If you live in rural Alaska you will soon find out that mosquitos (actually Spanish for "small fly") are the bane of your existence. There is a story that when they were building the Alcan highway back in WWII, a mosquito landed at an Air Corps (as it was then called) airfield. The mechanics rushed out and refueled it. They thought it was a very large bomber.
Due to all of the really weird weather (blame the PDO, of course) our mosquitos have been horrific. Now one way to keep these vampires at bay is Deet. It is a shorthand for some fearsome chemical, and it does indeed keep mosquitoes at bay. Whether it is good for you is undetermined. I suspect not, but the alternative is 10,000 bites per second and that is not good for you either. The **** mosquitos are really bad this year.
Besides Deet, there are a number of things that you can do. One of them is to invest in one or more Buffy rackets. These are battery-powered contraptions that look like tennis rackets. I must do a post on Buffys someday. With this, you can fry the indoors mosquitos.

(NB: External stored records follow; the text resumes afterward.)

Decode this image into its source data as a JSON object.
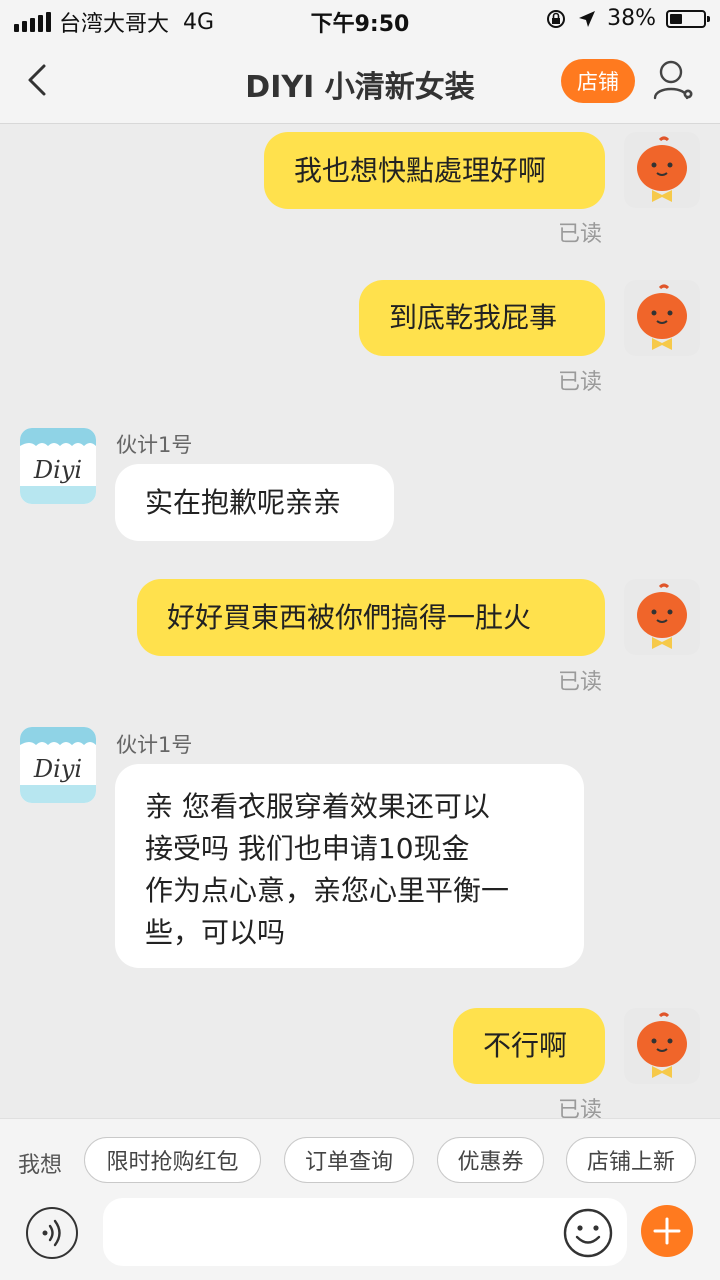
{
  "status_bar": {
    "carrier": "台湾大哥大",
    "network": "4G",
    "time": "下午9:50",
    "battery": "38%",
    "battery_level": 0.38
  },
  "nav": {
    "title": "DIYI 小清新女装",
    "store_button": "店铺"
  },
  "shop_avatar_text": "Diyi",
  "messages": [
    {
      "from": "me",
      "text": "我也想快點處理好啊",
      "status": "已读"
    },
    {
      "from": "me",
      "text": "到底乾我屁事",
      "status": "已读"
    },
    {
      "from": "shop",
      "sender": "伙计1号",
      "text": "实在抱歉呢亲亲"
    },
    {
      "from": "me",
      "text": "好好買東西被你們搞得一肚火",
      "status": "已读"
    },
    {
      "from": "shop",
      "sender": "伙计1号",
      "lines": [
        "亲 您看衣服穿着效果还可以",
        "接受吗  我们也申请10现金",
        "作为点心意，亲您心里平衡一",
        "些，可以吗"
      ]
    },
    {
      "from": "me",
      "text": "不行啊",
      "status": "已读"
    }
  ],
  "quick_replies": {
    "lead": "我想",
    "chips": [
      "限时抢购红包",
      "订单查询",
      "优惠券",
      "店铺上新"
    ]
  },
  "input": {
    "placeholder": "",
    "value": ""
  },
  "icons": {
    "back": "back-arrow-icon",
    "profile": "user-settings-icon",
    "voice": "voice-icon",
    "emoji": "emoji-icon",
    "plus": "plus-icon"
  },
  "colors": {
    "accent": "#ff7a1f",
    "my_bubble": "#ffe14d",
    "background": "#ececec"
  }
}
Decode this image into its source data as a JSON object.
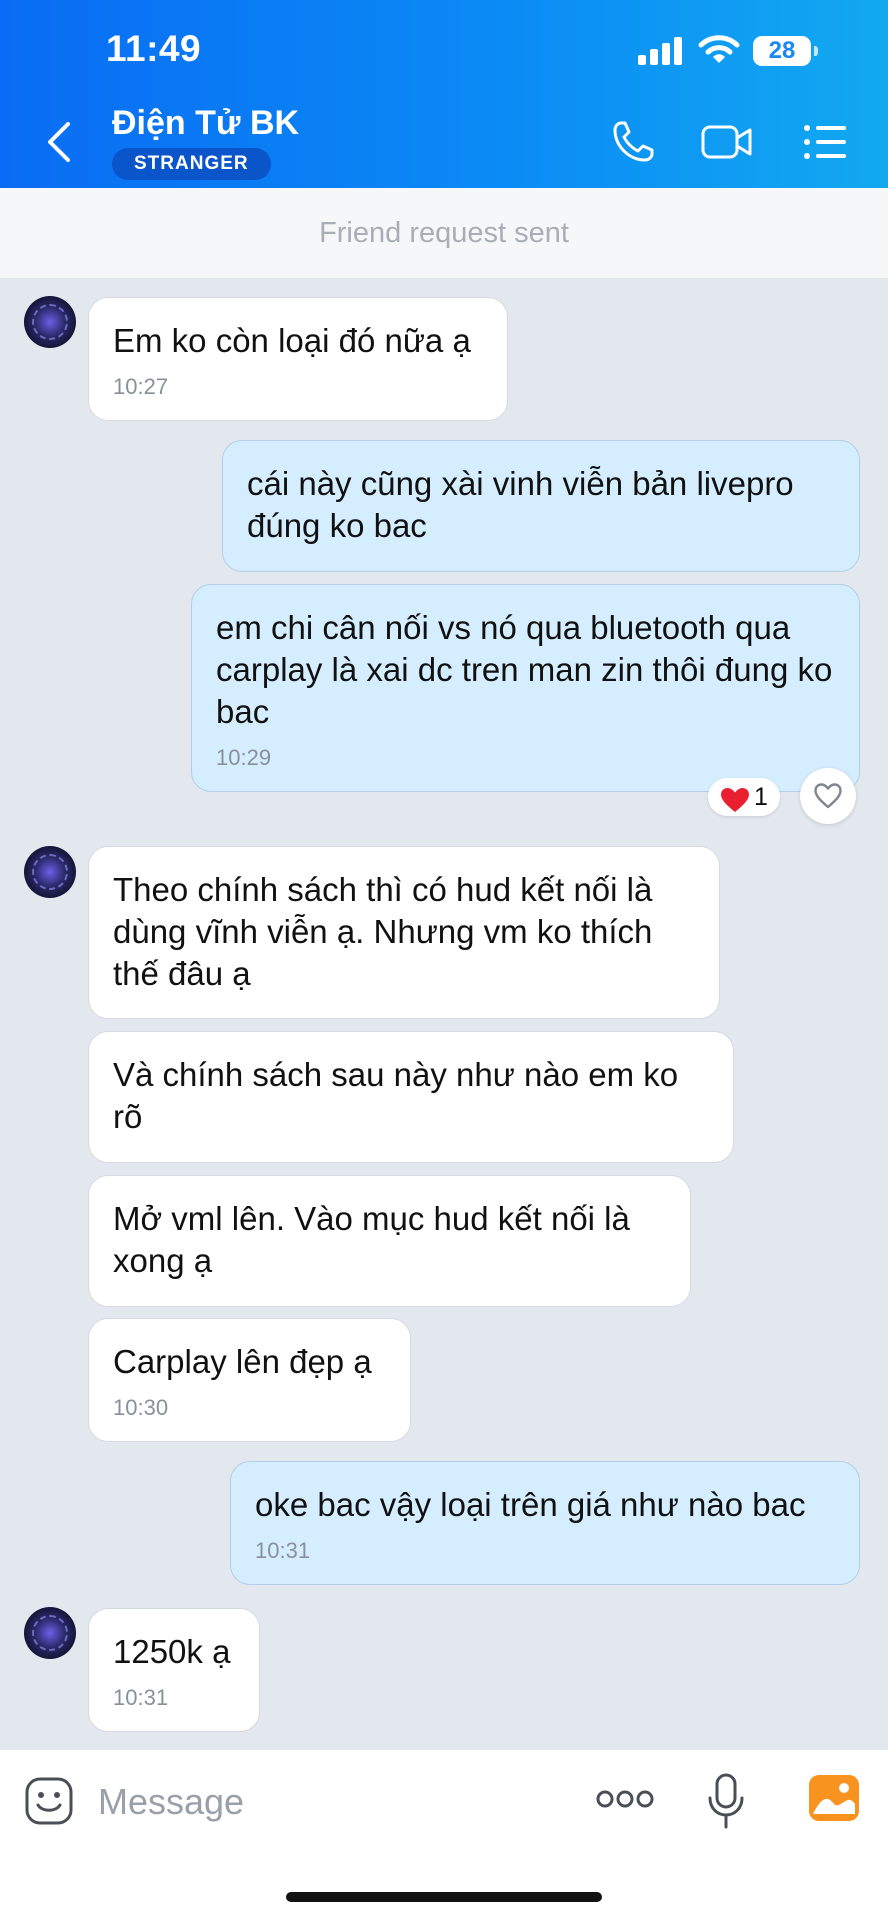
{
  "status_bar": {
    "time": "11:49",
    "battery": "28"
  },
  "header": {
    "contact_name": "Điện Tử BK",
    "badge": "STRANGER",
    "icons": [
      "back-icon",
      "phone-icon",
      "video-call-icon",
      "menu-list-icon"
    ]
  },
  "banner": {
    "text": "Friend request sent"
  },
  "messages": [
    {
      "direction": "in",
      "text": "Em ko còn loại đó nữa ạ",
      "time": "10:27"
    },
    {
      "direction": "out",
      "text": "cái này cũng xài vinh viễn bản livepro đúng ko bac",
      "time": ""
    },
    {
      "direction": "out",
      "text": "em chi cân nối vs nó qua bluetooth qua carplay là xai dc tren man zin thôi đung ko bac",
      "time": "10:29"
    },
    {
      "direction": "in",
      "text": "Theo chính sách thì có hud kết nối là dùng vĩnh viễn ạ. Nhưng vm ko thích thế đâu ạ",
      "time": ""
    },
    {
      "direction": "in",
      "text": "Và chính sách sau này như nào em ko rõ",
      "time": ""
    },
    {
      "direction": "in",
      "text": "Mở vml lên. Vào mục hud kết nối là xong ạ",
      "time": ""
    },
    {
      "direction": "in",
      "text": "Carplay lên đẹp ạ",
      "time": "10:30"
    },
    {
      "direction": "out",
      "text": "oke bac vậy loại trên giá như nào bac",
      "time": "10:31"
    },
    {
      "direction": "in",
      "text": "1250k ạ",
      "time": "10:31"
    }
  ],
  "reaction": {
    "emoji": "heart",
    "count": "1"
  },
  "composer": {
    "placeholder": "Message",
    "icons": [
      "sticker-icon",
      "more-options-icon",
      "microphone-icon",
      "image-gallery-icon"
    ]
  },
  "colors": {
    "header_start": "#0a6cf4",
    "header_end": "#12a9f0",
    "outgoing_bubble": "#d5eeff",
    "incoming_bubble": "#ffffff",
    "chat_background": "#e3e8ef",
    "gallery_icon": "#f7931e"
  }
}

But a very important part of the anti-mosquito campaign is mowing your lawn. This cuts down on the habitat of the loathsome creatures. (My "lawn" is mostly dandelions. Let us ignore this detail). For years I did this by hand. Well, with a push motorized mower. It took days. Then I broke down and bought Achilles, the riding mower.
There are lots of videos on the subject on YouTube. Unfortunately none of them is geared to Rural Alaska. Hint: not all of us have $800 air compressors and $50 pneumatic impact wrenches. Be real, you-tubers. Not all of us live in Groton, CT or even Palo Alto, CA. Not even Grand Forks, ND. However, one video was a real help. It is a simple tool that holds the blade still while you take the nut off. The nut is some insane Gringo Size, 15/16" for all I know (1" slips). I will see if I can duplicate that tool.
However, we got the blades back on today and I mowed. Ahhhh. Mosquitos have temporarily disappeared. So nice to have sharp blades. Another temporary victory in the man-mosquito war. The mosquitos have disappeared. It is ephemeral. Insects, in the long run, outlive us all.